Induction of Th1 cytokines, those associated with cell-mediated immunity, is critical for host defense against infection by intracellular pathogens, including mycobacteria. Signaling lymphocytic activation molecule (SLAM, CD150) is a transmembrane protein expressed on lymphocytes that promotes T cell proliferation and IFN-γ production. The expression and role of SLAM in human infectious disease were investigated using leprosy as a model. We found that SLAM mRNA and protein were more strongly expressed in skin lesions of tuberculoid patients, those with measurable CMI to the pathogen, Mycobacterium leprae, compared with lepromatous patients, who have weak CMI against M. leprae. Peripheral blood T cells from tuberculoid patients showed a striking increase in the level of SLAM expression after stimulation with M. leprae, whereas the expression of SLAM on T cells from lepromatous patients show little change by M. leprae stimulation. Engagement of SLAM by an agonistic mAb up-regulated IFN-γ production from tuberculoid patients and slightly increased the levels of IFN-γ in lepromatous patients. In addition, IFN-γ augmented SLAM expression on M. leprae-stimulated peripheral blood T cells from leprosy patients. Signaling through SLAM after IFN-γ treatment of Ag-stimulated cells enhanced IFN-γ production in lepromatous patients to the levels of tuberculoid patients. Our data suggest that the local release of IFN-γ by M. leprae-activated T cells in tuberculoid leprosy lesions leads to up-regulation of SLAM expression. Ligation of SLAM augments IFN-γ production in the local microenvironment, creating a positive feedback loop. Failure of T cells from lepromatous leprosy patients to produce IFN-γ in response to M. leprae contributes to reduced expression of SLAM. Therefore, the activation of SLAM may promote the cell-mediated immune response to intracellular bacterial pathogens.

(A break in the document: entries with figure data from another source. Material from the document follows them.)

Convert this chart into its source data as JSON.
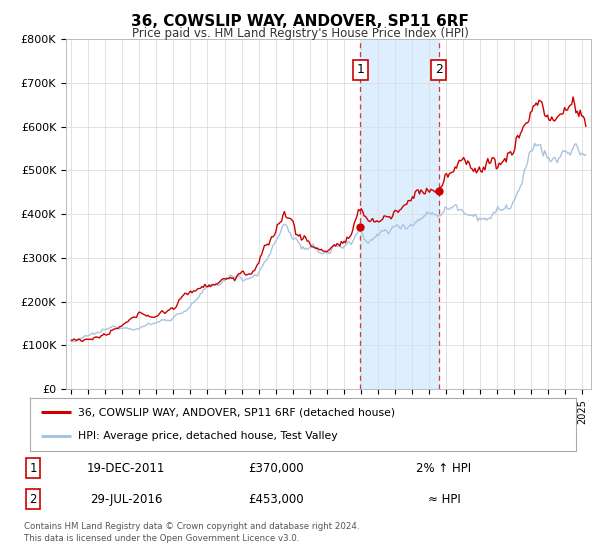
{
  "title": "36, COWSLIP WAY, ANDOVER, SP11 6RF",
  "subtitle": "Price paid vs. HM Land Registry's House Price Index (HPI)",
  "ylim": [
    0,
    800000
  ],
  "yticks": [
    0,
    100000,
    200000,
    300000,
    400000,
    500000,
    600000,
    700000,
    800000
  ],
  "ytick_labels": [
    "£0",
    "£100K",
    "£200K",
    "£300K",
    "£400K",
    "£500K",
    "£600K",
    "£700K",
    "£800K"
  ],
  "xlim_start": 1994.7,
  "xlim_end": 2025.5,
  "hpi_color": "#aac4e0",
  "price_color": "#cc0000",
  "marker_color": "#cc0000",
  "shade_color": "#ddeeff",
  "event1_x": 2011.97,
  "event1_y": 370000,
  "event2_x": 2016.57,
  "event2_y": 453000,
  "legend_label1": "36, COWSLIP WAY, ANDOVER, SP11 6RF (detached house)",
  "legend_label2": "HPI: Average price, detached house, Test Valley",
  "table_row1_num": "1",
  "table_row1_date": "19-DEC-2011",
  "table_row1_price": "£370,000",
  "table_row1_rel": "2% ↑ HPI",
  "table_row2_num": "2",
  "table_row2_date": "29-JUL-2016",
  "table_row2_price": "£453,000",
  "table_row2_rel": "≈ HPI",
  "footnote": "Contains HM Land Registry data © Crown copyright and database right 2024.\nThis data is licensed under the Open Government Licence v3.0.",
  "background_color": "#ffffff"
}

Activation of Signaling Lymphocytic Activation Molecule Triggers a Signaling Cascade That Enhances Th1 Responses in Human Intracellular Infection

T cell production of IFN-γ contributes to host defense against infection by intracellular pathogens, including mycobacteria. Lepromatous leprosy, the disseminated form of infection caused by Mycobacterium leprae, is characterized by loss of cellular response against the pathogen and diminished Th1 cytokine production. Relieving bacterial burden in Ag-unresponsive patients might be achieved through alternative receptors that stimulate IFN-γ production. We have previously shown that ligation of signaling lymphocytic activation molecule (SLAM) enhances IFN-γ in mycobacterial infection; therefore, we investigated molecular pathways leading from SLAM activation to IFN-γ production in human leprosy. The expression of the SLAM-associated protein (an inhibitory factor for IFN-γ induction) on M. leprae-stimulated cells from leprosy patients was inversely correlated to IFN-γ production. However, SLAM ligation or exposure of cells from lepromatous patients to a proinflammatory microenvironment down-regulated SLAM-associated protein expression. Moreover, SLAM activation induced a sequence of signaling proteins, including activation of the NF-κB complex, phosphorylation of Stat1, and induction of T-bet expression, resulting in the promotion of IFN-γ production, a pathway that remains quiescent in response to Ag in lepromatous patients. Therefore, our findings reveal a cascade of molecular events during signaling through SLAM in leprosy that cooperate to induce IFN-γ production and strongly suggest that SLAM might be a focal point for therapeutic modulation of T cell cytokine responses in diseases characterized by dysfunctional Th2 responses.